During the course of developing large C++ projects, one will inevitably encounter bugs that crash the program without much information, such as segmentation faults or uncaught exceptions. To debug such problems, especially in large multithread programs with frequent interaction between modules, one typically wants to backtrace the call stack that leads to the crash site with function names, filenames, and line number.
The GNU Debugger, GDB, was specifically designed for such purposes and much more. Many popular IDEs' built-in debugging features are actually wrappers of GDB with some GUI. Without an IDE, one can still use GDB in the terminal to debug a program interactively. For example, Law@2015 and Law@2016 provided good tutorials on using GDB interactively.
However, when developing a C++ program that interacts with other programs running on realtime systems, there could be additional difficulties. For instance, the other program might periodically check how often a client program interacts with it; if the interaction rate is not consistent, it might terminate the interaction and return some error status. Which happens quite often in robotics software development.

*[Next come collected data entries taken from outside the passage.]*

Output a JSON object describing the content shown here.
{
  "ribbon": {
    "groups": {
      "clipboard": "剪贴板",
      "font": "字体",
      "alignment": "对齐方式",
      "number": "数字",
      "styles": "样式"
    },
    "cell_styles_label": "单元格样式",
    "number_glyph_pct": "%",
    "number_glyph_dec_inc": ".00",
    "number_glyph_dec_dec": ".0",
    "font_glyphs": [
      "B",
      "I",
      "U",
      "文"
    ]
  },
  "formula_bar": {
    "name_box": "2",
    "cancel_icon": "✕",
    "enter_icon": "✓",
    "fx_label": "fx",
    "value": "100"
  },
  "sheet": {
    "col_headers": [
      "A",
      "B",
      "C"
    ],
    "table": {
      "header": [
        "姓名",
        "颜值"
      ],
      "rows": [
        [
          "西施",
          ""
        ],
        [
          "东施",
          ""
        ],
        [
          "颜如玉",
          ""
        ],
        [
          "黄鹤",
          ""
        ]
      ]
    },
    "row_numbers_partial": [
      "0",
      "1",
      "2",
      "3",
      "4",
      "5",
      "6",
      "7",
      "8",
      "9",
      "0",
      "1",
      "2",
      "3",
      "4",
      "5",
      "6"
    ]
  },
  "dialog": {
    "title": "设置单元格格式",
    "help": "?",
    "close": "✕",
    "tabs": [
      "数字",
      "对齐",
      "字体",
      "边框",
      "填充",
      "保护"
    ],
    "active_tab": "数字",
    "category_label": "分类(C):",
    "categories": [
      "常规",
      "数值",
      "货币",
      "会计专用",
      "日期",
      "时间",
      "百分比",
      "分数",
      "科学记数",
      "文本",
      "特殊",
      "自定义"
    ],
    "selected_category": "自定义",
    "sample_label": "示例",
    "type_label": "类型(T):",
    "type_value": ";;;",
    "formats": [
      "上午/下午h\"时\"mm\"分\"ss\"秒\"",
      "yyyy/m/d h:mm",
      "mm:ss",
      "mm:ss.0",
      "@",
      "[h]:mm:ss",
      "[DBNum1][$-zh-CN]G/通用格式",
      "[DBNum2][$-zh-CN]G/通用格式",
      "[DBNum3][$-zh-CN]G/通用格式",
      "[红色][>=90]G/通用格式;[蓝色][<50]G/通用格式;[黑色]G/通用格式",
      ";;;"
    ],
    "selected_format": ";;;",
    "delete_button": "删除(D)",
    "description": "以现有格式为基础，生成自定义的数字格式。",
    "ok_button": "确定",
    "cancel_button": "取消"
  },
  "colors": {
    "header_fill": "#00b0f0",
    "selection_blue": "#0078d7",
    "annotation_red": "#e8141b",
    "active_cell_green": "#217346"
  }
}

In such cases, one cannot use GDB to debug a program interactively. Since stepping through a program will cause the program to pause in the middle of execution. Even without stepping, running a program with GDB is typically resource heavy. All of which will cause the program fail to meet the realtime requirements, hence result in failure without even reaching the crash point.
To address these issues, one can configure system core dump, run the program, let it crash and generate a core dump file, then use GDB to backtrace the crashing call stack from the file. This post summarizes necessary steps to achieve it in Linux system with a simple example project. For reference, see Lll@2022 , Evans@2018 , and Aleksander@2009 .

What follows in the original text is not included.